FULL-STACK WEB APP | 2025
PopChoice
An AI-powered group movie recommender — each person submits their preferences, and a RAG pipeline semantically matches them against a vector database of films before GPT selects the best picks and explains why.
OVERVIEW
IMPLEMENTATION
TECH STACK
Language
JavaScript
Build
Vite
AI
OpenAI API (Embeddings + GPT)
RAG
LangChain (Text Splitters)
Database
Supabase
Backend
Cloudflare Workers
APIs
OMDB API
Deployment
Cloudflare Pages
FEATURES
Group preference collection — time availability and individual tastes per member
Per-member preference survey — favourite movie, mood, and preferred actor or director
RAG-powered recommendation — semantic vector search over a Supabase pgvector movie database
GPT-generated explanation for each recommendation
Movie posters fetched and displayed via OMDB API
Interactive recommendation carousel with next and previous navigation
Cloudflare Worker backend keeping all API keys off the client
CHALLENGES & SOLUTIONS
API key exposure in client-side code
Moved all API calls — OpenAI embeddings, Supabase vector queries, and GPT inference — behind a Cloudflare Worker, so credentials never leave the server. The frontend makes a single POST to the worker endpoint and receives the finished recommendations.

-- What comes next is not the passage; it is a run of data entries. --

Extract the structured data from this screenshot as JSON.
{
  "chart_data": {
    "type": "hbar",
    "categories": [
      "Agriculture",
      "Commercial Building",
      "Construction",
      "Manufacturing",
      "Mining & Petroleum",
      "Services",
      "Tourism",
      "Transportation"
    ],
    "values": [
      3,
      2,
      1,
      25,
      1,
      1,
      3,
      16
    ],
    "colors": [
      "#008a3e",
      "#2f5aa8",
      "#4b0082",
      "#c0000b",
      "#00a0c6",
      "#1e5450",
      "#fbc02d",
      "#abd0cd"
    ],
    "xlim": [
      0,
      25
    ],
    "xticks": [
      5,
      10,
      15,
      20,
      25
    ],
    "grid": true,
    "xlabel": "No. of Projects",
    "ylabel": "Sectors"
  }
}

Keyword search being insufficient for preference matching
Implemented RAG using OpenAI's text embedding model and Supabase pgvector. User preferences are converted to a vector embedding at query time and matched against pre-embedded movie descriptions via cosine similarity — retrieving semantically relevant films even when no exact keywords overlap.
Aggregating preferences from multiple users into a single query
Collected each group member's preferences individually through a multi-step survey, then serialised all responses into a single natural language query combining the group's tastes and available watch time. This single query drives the full RAG retrieval pipeline.
Unreliable GPT output format breaking carousel parsing
Enforced a structured delimiter format in the GPT prompt — `movie_name1#reason1#movie_name2#reason2...` — making the client-side parsing deterministic and resilient to natural language variation in the model's output.